12 October European Tourism Convention presided by Thierry Breton – European Commissioner for Internal Market

November 9, 2020

Alternative Text

Benedetta Cassineli

This year’s convention focused on the main challenges facing the sector over the next 10-20 years and on the investment priorities necessary for its sustainable recovery and resilience.

I took learning from the three main workshops:

Safe and seamless tourism experiences – we need to ensure smart management of tourism and tourism related crowds. For tourism development in destinations, the focus should be on quality rather than quantity. This is something about which Italy, my own country, should take note, especially in view of the overcrowding at popular spots in destinations such as Venice, Florence and Rome. The pandemic offers the opportunity to set new boundaries for the flow of tourism.

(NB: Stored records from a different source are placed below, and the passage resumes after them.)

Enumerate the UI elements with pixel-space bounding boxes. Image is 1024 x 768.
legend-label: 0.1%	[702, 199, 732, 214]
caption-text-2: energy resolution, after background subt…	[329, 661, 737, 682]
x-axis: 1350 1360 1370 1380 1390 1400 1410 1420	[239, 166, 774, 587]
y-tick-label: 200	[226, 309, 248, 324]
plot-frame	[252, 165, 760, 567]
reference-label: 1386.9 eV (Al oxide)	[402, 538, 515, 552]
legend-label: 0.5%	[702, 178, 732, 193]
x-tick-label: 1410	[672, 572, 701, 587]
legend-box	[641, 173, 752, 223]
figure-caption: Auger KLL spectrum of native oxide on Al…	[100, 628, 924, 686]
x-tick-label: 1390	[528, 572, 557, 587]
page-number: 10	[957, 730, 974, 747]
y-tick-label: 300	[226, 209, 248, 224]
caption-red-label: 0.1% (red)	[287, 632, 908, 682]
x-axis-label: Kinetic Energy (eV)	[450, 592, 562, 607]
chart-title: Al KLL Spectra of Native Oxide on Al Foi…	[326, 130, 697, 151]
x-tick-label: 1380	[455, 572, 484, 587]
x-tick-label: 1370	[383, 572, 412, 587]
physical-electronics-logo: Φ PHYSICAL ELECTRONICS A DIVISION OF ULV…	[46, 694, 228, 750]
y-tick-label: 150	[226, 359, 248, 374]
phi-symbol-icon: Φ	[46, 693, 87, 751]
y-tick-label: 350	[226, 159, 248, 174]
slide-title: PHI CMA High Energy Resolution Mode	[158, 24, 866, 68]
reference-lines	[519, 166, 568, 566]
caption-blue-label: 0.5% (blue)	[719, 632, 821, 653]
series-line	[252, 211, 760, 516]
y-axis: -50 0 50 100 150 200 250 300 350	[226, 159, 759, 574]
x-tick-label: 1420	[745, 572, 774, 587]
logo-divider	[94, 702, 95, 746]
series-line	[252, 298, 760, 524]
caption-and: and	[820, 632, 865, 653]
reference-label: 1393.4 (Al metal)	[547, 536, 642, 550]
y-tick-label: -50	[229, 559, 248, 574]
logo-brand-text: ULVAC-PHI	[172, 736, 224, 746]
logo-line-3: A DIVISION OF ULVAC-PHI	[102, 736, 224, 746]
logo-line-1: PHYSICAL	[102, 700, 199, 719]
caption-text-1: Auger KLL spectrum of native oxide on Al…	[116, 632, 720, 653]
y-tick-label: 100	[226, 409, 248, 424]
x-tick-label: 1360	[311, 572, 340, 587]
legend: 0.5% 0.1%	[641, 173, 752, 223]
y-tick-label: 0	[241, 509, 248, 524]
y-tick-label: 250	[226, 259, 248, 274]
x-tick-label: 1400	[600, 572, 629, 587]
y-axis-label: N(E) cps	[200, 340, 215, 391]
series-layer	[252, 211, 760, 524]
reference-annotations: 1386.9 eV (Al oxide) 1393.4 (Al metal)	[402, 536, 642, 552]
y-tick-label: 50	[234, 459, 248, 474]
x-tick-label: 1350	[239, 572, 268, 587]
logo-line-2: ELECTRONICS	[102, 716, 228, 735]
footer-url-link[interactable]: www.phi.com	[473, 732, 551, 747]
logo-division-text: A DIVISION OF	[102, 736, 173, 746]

Greener holidays – tourism SMEs, destination management and marketing organisations need to be empowered with innovation capabilities, financial instruments and legal frameworks. We are aware that SMEs make up more than 90% of tourism business and they need to receive the right amount of support in order to bring about the needed change. At Considerate Group we aim to be part of that support – fluttr, our innovative mobile app, helps SME hospitality businesses understand their energy consumption, enabling them to see areas where planet and cost savings can be made.

Tourism powered by data – there is a need to make funding available and increase awareness of funding and training opportunities for sector-wide digitalisation. I couldn’t agree more; Consider Group’s service offering differentiates us from most other sustainability consultancies by encompassing not only CSR Strategies, policy creation and reporting but also including technological solutions which underscore all our work with solid data. This makes us better able to monitor change and, track progress while also demonstrating impact and improvement.

The workshop that Considerate Group took part in then highlighted the growing pressure, shared across the sector, to increase and accelerate change. From all those involved, I really sensed a common urgency to find solutions with a view to working towards short term timetables of 2-3 years rather than the 10-20 focus of the event.

Many topics were raised and discussed, please see here for an overview. However, there were three topics which received particular engagement from all participants – there was an overall desire for:

A common consumer certification – all agreed there is a gap to fill in order to achieve necessary transparency for consumers to make informed decisions when selecting holidays or holiday accommodation. There was consensus that a common certification would not only benefit consumers but would also prompt service providers to move faster in the implementation of sustainability practices. This idea has also been discussed in the MIPIM UK sustainability white paper, written by PKF with a contribution by Considerate Group, see page 10. It was agreed that this is a pretty huge project on which to embark – the question is whether the EU would be the best platform from which to develop such certification and give its stamp of approval?

Better data – All recognised that data is the essential tool to meet the commitments of the European green deal. But how to achieve cross-country and cross-subsector data collection and uniformity remains unclear. Data disclosures, everybody agreed, will be most likely addressed by a combination of new policies, regulations, voluntary disclosures and new legal frameworks. It was recognised that plenty of developments are already beginning at country level.

Urgent upskilling and reskilling – Training was also discussed, I found this of particular interest as I agree there is an urgent need to upskill and reskill management level about sustainability-related mitigation and adaptation measures. Leaders and middle management need re-training in order to lead their organisation to meet green deal targets. The younger generation is certainly more prepared on the topic of sustainability – 53% of millennials would forgo a brand due to it having poor environmental standards and Generation Z are even more engaged! Sadly their enthusiasm is often not matched by senior management.

The question, for all the topics discussed, is whether we will be able to move as fast as we would like, and whether the solutions finally agreed on will be radical enough for a real transformation.